Cuenta una historia que a la entrada de un pueblo estaba sentado sobre una roca un anciano con su bastón, un hombre cuya faz reflejaba el paso de los años. El viejo se pasaba todo el días sentado sobre esa roca y de repente un día apareció un joven en un automóvil, freno ante él y le preguntó:
- Perdone anciano, ¿Lleva usted mucho tiempo viviendo en este pueblo?
- Toda mi vida - contestó el anciano.
- Verá es que vengo de otra ciudad y he tenido que trasladarme por motivos de trabajo. Perdone pero ¿Podría decirme como es la gente de este pueblo?.
- Pues verá usted - dijo el anciano pensativo - no sabría decirle. ¿Cómo era la gente de su ciudad, de allá de donde viene? - preguntó.
- Ah, pues maravillosa - contestó el joven - Son fantásticos, lo niños juegan por la calle, la gente siempre está alegre, los vecinos se ayudan.
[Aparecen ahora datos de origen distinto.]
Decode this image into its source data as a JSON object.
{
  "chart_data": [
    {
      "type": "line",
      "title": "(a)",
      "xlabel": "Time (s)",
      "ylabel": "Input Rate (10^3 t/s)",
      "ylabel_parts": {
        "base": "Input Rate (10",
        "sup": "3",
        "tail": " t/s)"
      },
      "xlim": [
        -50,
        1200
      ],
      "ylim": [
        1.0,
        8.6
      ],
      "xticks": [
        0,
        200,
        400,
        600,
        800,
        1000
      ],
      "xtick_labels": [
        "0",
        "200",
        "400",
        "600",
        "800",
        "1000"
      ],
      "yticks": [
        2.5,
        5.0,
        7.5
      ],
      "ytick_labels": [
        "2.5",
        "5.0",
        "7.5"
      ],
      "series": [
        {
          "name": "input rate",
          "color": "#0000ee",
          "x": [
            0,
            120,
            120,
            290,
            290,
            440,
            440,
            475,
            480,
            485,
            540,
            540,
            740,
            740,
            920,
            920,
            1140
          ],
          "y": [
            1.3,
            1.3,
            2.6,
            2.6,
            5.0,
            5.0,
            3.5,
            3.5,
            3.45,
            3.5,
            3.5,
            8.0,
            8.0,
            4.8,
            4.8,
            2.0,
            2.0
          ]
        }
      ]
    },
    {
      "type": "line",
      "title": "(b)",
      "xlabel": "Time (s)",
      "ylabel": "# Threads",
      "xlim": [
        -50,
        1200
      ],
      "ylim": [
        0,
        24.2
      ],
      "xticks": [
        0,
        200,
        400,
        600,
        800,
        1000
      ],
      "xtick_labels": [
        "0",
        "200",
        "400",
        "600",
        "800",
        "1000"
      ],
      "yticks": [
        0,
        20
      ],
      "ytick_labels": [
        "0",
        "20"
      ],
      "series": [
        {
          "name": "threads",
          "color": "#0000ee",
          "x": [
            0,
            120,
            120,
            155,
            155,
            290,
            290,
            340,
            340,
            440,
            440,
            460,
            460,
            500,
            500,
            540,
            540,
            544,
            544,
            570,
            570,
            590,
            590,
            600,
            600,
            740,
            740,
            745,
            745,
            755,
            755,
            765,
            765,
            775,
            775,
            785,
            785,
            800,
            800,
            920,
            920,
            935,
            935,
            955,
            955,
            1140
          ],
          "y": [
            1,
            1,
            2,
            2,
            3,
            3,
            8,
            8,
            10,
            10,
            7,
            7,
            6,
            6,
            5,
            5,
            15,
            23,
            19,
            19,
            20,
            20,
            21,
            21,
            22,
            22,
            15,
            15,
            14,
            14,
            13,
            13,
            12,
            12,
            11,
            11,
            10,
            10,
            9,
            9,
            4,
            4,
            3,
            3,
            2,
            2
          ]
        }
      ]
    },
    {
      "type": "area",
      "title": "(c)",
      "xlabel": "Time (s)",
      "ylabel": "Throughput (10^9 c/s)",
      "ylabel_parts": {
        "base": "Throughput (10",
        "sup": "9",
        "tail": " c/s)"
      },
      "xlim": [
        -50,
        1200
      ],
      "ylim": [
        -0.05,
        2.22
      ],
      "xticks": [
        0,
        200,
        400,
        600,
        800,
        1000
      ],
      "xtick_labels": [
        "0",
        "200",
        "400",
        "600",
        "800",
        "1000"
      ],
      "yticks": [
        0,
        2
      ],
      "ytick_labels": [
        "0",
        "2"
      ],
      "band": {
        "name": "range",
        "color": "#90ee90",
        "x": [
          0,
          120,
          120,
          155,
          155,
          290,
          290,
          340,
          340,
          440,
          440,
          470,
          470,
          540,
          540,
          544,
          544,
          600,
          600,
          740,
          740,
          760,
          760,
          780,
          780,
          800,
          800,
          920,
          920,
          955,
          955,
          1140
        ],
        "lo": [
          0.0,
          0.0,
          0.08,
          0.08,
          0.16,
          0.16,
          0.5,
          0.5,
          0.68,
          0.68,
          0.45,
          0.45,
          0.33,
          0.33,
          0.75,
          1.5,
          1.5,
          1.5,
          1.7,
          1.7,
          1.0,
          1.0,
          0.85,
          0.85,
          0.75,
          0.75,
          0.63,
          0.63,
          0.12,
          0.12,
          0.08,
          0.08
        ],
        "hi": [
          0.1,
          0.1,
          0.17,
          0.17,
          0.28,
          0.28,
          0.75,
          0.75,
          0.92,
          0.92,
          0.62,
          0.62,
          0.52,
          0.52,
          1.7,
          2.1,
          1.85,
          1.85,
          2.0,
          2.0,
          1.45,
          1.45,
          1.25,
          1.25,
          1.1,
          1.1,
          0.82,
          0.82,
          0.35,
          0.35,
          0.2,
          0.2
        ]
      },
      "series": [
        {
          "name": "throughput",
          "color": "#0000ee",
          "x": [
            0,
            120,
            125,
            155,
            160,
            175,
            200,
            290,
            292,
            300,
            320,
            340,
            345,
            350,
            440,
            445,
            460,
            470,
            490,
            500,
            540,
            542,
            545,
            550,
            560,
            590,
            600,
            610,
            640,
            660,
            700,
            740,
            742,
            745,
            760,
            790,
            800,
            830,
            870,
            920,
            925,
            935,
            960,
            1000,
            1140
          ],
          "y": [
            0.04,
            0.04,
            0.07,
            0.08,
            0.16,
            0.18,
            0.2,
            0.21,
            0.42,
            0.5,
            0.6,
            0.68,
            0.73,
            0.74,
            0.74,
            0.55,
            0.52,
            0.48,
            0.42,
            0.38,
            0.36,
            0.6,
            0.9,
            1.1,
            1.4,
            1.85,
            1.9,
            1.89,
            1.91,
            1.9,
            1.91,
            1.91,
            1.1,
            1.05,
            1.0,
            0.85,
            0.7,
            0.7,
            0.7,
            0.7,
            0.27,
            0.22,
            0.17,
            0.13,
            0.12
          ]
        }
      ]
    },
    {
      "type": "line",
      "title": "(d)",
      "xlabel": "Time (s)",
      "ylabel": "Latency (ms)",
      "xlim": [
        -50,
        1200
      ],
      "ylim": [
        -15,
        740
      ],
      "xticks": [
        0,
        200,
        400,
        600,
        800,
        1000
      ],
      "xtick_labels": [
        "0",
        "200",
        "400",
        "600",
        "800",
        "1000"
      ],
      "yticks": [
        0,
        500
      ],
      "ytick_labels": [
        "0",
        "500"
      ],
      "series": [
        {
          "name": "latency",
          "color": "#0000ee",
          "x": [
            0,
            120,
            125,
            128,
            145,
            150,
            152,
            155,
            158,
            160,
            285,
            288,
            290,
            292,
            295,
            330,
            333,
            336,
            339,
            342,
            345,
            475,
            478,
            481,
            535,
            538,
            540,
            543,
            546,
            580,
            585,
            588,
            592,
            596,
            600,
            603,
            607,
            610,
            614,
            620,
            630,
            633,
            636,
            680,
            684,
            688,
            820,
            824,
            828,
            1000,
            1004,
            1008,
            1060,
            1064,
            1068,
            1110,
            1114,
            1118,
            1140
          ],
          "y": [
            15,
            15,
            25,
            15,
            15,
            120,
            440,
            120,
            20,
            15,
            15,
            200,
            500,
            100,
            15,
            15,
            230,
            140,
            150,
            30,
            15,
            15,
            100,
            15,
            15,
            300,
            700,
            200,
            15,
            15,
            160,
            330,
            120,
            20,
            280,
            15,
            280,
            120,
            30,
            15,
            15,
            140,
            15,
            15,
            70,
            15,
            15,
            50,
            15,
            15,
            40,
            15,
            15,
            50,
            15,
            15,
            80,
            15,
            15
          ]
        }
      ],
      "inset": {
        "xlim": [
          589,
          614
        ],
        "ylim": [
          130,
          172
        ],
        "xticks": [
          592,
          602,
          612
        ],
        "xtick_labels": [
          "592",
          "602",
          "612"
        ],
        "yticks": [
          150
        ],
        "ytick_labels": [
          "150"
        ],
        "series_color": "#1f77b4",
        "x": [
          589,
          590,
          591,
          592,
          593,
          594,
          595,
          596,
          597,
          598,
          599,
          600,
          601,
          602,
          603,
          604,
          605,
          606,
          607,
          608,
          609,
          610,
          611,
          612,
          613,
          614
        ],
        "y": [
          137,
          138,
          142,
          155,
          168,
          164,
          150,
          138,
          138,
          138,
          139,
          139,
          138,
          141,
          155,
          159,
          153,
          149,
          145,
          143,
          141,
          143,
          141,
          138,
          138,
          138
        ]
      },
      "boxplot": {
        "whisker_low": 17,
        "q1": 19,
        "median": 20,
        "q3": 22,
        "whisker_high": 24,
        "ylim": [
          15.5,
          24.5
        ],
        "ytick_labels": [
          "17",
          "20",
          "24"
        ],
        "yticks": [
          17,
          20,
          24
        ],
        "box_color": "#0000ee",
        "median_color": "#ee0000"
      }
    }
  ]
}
Todo allí era felicidad.
- Pues verá - contestó el anciano - puede usted alegrarse, la gente de aquí es exactamente igual.
- Muchas gracias anciano. El joven arrancó su coche y entró en el pueblo.
Al poco rato llegó otro joven en otro automóvil, de nuevo se volvió a parar delante del anciano y le preguntó:
- Perdone anciano, ¿Lleva usted mucho tiempo viviendo en este pueblo?
- Toda mi vida - contestó el anciano.
- Verá es que vengo de otra ciudad y me he tenido que trasladar por motivos de trabajo. Perdone pero ¿Podría decirme como es la gente de este pueblo?.
- Pues verá usted - dijo el anciano pensativo - no sabría decirle. ¿Cómo era la gente de su ciudad, de allá de donde viene? - preguntó.
- Ah, pues horrible - contestó el joven - Son terribles, los niños corren por la calle, la gente camina entristecida, los vecinos ni se conocen. Todo allí es amargura.
- Pues verá - contestó el anciano - lo siento, pero aquí la gente es exactamente igual, lo lamento.
- Muchas gracias anciano. El joven arrancó su coche y entró en el pueblo.
Y es que en definitiva el mundo no es mejor ni peor, sino que depende de los ojos con que lo miremos.